Official D.C. Code Appears to Show Amendments Nonexistent
Since then, the official D.C. Code has been updated. Although the latest version refers to the Sick and Safe Leave Act amendments, it appears to show that these changes do not yet apply. The Code acknowledges the amendments in the “legislative history” section of the affected code provisions, and recognizes that those amendments “became effective on February 22, 2014,” but goes on to say:
Section 3 of D.C. Law 20-89 [the Act] provided that the act shall apply upon the inclusion of its fiscal effect in an approved budget and financial plan, as certified by the Chief Financial Officer to the Budget Director of the Council in a certification published by the Council in the District of Columbia Register.
Even more significantly, the new provisions are not incorporated into the official D.C. Code. The D.C. Code still defines an eligible employee as someone who has worked for the employer for one year and has worked 1,000 hours during the preceding 12 months. It still excludes from eligibility for sick and safe leave “Restaurant wait staff and bartenders who work for a combination of wages and tips.” The Code still states that “paid leave accrued during a 12-month period shall carry over annually” and that “an employee shall not use in one year more than [his maximum annual accrual.]” In short, the official D.C. code does not reflect the amendments that took effect in February actually exist.
What Should Employers Do?
This ambiguity leaves employers with a few options. First, they can continue to comply with the SSLA changes that went into effect in February, even though the amendments do not yet “apply.” Many employers already have implemented significant changes to their leave policies to comply with the February 22 amendments, because it was not clear initially whether a law that was in “effect” but did not yet “apply” had to be complied with, and if so, how.

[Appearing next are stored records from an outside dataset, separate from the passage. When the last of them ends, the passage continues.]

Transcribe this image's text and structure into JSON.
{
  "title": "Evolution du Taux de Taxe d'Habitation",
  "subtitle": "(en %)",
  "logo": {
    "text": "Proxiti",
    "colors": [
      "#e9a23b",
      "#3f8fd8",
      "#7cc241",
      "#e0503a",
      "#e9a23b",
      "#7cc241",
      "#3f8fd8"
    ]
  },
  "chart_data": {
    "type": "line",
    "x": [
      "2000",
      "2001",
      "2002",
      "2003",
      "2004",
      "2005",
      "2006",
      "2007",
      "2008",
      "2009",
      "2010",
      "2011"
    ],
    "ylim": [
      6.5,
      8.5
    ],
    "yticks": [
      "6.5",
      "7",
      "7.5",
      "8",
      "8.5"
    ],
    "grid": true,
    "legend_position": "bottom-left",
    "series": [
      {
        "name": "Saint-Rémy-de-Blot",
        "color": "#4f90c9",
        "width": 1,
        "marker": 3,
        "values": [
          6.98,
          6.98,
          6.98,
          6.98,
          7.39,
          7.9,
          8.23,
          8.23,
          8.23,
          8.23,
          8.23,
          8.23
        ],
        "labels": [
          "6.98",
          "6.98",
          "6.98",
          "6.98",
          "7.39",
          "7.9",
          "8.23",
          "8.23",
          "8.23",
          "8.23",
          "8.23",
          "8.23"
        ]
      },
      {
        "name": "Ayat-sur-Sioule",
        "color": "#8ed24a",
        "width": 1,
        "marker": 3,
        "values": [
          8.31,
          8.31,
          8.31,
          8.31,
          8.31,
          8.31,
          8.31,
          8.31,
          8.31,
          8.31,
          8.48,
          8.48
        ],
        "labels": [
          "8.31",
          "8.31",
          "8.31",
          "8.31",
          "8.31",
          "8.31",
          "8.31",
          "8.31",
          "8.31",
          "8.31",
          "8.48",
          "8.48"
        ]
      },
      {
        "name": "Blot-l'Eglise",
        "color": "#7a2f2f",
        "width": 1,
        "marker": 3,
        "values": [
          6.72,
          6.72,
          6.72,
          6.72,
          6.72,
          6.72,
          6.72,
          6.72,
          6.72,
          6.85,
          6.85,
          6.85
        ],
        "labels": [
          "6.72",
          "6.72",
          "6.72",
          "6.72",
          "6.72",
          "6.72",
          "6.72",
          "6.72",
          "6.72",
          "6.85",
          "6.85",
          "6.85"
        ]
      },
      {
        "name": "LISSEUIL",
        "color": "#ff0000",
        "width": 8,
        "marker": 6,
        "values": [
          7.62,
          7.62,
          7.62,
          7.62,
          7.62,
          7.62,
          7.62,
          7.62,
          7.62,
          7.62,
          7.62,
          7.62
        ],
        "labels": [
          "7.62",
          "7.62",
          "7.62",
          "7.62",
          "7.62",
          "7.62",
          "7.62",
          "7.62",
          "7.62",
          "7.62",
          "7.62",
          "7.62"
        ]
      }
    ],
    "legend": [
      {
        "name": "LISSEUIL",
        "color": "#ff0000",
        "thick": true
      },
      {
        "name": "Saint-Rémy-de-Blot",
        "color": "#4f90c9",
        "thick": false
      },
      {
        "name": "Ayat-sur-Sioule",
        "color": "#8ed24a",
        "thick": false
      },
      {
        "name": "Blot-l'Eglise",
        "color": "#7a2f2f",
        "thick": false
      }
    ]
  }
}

Alternatively, employers can take the position that compliance is unnecessary because the official D.C. Code shows that these changes are not part of current law. Employers should recognize that when the Act finally does “apply,” retroactive accrual of leave back to February 22, 2014, is possible. However, under the official code, at this time, there does not appear to be any legal requirement to provide sick/safe leave to employees within their first year, to tipped restaurant workers, or to comply with any of the Act’s other changes.